The empirical chapters seven to nine that were analysed through a narrative lens, additionally drew upon the standpoint of a story analyst. As Smith and Sparkes (2008) contend, there is a difference between a story analyst and a story teller. On the one hand, story analysts conduct an analysis of the narrative whereby “the researcher steps outside or back from the story and employs analytical procedures, strategies and techniques in order to abstractly scrutinise, explain and think about its certain features” (p.21). On the other hand storytellers “move away from abstract theorising and explaining toward the goals of evocation, intimate involvement, engagement and embodied participation with stories” (p.21). Storytellers therefore present their research through creative analytic practices such as autoethnography, ethnodrama and fiction. As a story analyst however, I was concerned with the context of the story, the where’s (place), the when’s (time), whilst addressing additional

68 questions of what (in relation to content) and how (the story is told in a certain way) (Gubrium & Holstein, 2009).

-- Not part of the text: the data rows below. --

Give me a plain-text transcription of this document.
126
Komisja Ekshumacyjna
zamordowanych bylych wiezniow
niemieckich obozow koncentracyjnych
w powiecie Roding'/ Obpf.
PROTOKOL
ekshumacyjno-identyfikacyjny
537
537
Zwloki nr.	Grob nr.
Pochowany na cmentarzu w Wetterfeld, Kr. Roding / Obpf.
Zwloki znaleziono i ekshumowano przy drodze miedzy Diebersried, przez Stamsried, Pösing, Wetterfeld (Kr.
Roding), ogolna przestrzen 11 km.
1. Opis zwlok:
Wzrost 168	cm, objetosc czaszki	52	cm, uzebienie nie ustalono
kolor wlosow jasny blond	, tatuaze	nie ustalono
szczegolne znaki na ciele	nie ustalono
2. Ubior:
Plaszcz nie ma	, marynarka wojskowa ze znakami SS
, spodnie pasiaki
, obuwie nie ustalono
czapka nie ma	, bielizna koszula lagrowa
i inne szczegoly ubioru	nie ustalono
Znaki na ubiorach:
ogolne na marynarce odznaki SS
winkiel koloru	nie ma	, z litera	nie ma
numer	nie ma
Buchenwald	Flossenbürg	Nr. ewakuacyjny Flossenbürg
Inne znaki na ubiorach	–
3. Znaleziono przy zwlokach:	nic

To address the whats and hows of storytelling, Gubruim & Holstein (2009) suggest using a technique called analytical bracketing. When conducting a DNA, analytical bracketing first involves bracketing the storytelling scene to bring the content of the story into focus (Frank, 2010). Exploring the content of the story allows questions to be answered regarding what is being said in the story, whilst temporarily putting aside empirical matters such as how the stories were told and how the stories were structured (Gubruim & Holstein, 2009). The next stage of a DNA brackets the content of the story and brings the storytelling back into the analysis as the hows of talk are examined alongside the work that these stories do to and for people (Frank, 2010; Smith & Sparkes, 2014). Chapter seven is presented as a complete dialogical narrative analysis as the questions of how physiotherapists manage hope and expectations and what strategies they draw upon are examined. Chapters eight and nine turn attention to the experiences of ABR by participants with SCI and their trainers at Neurokinex. Through this process of analytical bracketing, chapter eight focuses upon the content of the stories to answer the what questions (e.g. What were the barriers to exercise? What did people do to overcome these barriers? What facilitated continued engagement with ABR?). Chapter nine examines the hows of talk and identifies the types of narratives that were drawn upon to scaffold and structure the stories of ABR. Together these two chapters address the stories told by participants and the effects of telling these stories.